= Canada Research Chair in International Political Economy =

University research chair

The Canada Research Chair in International Political Economy is a university research chair with financial support from the Canadian government. Interested in current environmental issues and in international trade, it deals mainly with international law, governance and international politics.
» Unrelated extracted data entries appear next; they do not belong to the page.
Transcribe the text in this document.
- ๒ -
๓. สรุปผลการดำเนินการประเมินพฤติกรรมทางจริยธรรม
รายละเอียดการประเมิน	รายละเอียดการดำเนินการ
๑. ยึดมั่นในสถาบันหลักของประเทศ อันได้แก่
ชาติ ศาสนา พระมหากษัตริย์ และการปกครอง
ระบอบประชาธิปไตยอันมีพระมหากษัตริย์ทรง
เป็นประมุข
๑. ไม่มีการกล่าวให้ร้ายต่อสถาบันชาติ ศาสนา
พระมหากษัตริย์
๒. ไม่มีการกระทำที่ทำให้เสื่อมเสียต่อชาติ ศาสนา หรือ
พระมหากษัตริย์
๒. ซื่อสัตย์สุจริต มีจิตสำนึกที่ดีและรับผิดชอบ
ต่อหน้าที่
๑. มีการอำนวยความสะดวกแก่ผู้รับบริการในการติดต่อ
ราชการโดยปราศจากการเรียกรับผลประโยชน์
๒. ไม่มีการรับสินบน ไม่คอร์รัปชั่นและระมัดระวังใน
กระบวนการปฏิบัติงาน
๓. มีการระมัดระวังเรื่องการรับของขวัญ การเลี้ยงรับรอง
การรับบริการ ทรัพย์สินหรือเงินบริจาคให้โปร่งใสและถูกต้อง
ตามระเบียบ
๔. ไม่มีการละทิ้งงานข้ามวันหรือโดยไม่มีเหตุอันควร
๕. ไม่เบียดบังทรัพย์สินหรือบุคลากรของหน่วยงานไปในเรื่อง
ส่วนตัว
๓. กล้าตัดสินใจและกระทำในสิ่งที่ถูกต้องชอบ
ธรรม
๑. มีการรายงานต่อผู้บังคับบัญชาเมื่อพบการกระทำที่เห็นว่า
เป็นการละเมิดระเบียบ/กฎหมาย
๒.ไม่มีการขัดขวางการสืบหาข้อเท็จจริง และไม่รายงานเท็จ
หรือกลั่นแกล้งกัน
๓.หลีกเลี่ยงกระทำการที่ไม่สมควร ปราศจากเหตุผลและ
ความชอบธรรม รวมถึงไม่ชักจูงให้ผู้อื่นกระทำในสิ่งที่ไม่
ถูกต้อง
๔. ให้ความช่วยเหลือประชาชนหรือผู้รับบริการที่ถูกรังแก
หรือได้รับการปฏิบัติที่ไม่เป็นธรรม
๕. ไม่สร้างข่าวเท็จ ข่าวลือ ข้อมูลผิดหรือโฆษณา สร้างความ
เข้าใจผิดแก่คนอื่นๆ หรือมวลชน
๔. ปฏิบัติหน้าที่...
== Canada Research Chair in International Political Economy ==

Launched in October 2014, the Canada Research Chair in International Political Economy conducts research on the relationship between trade and environment in international law. Since its inception, the chair has been led by Jean-Frédéric Morin, Professor of Political Science at Laval University in Quebec City. The chair also maintains close ties with the Institute for Advanced International Studies (HEI) and with several international partners. The chair is funded by the Social Sciences and Humanities Research Council of Canada (SSHRC), the Canadian Foundation for Innovation (CFI), the Center for International Business Governance (CIGI) and the Center for Pluridisciplinary Studies in Trade and Investment (CEPCI) of Laval University.

=== Research and aims ===

The aim of the chair is to contribute to a better understanding of the phenomenon of globalization by conducting innovative research projects and by training promising researchers. It also aims to inform and advise policy makers on current practices in international environmental and trade law by writing policy briefs and creating interactive tools. The chair is particularly interested in international trade, intellectual property, environmental protection and foreign investment.

=== Ongoing projects ===

The Canada Research Chair in International Political Economy works mainly on two projects: the TREND (TRade and ENvironment Database) database and the TIPEA (Trade and Investment Provisions in International Environmental Agreements) database. Both projects have a very micro approach, involving many research assistants and manual coding of provisions, resulting in high accuracy and acuity in the data collected.

==== TREND ====

TREND is a database developed at the Canada Research Chair in International Political Economy in Laval University that lists more than 300 environmental provisions in nearly 700 international (bilateral and multilateral) free trade agreements. Several scientific publications published in journals such as the Journal of International Economic Law and Global Environmental Politics are derived from the data collected in this database. Created in collaboration with the German Development Institute (DIE) in Bonn, Germany, an interactive website (TREND Analytics) listing the results of the TREND database has recently been released to provide quality information to stakeholders and decision-makers.

==== TIPEA ====

Unlike TREND, TIPEA compiles a set of trade standards in nearly 3,000 bilateral and multilateral environmental agreements. Research on the TIPEA database is still ongoing, but some scientific articles have already been published.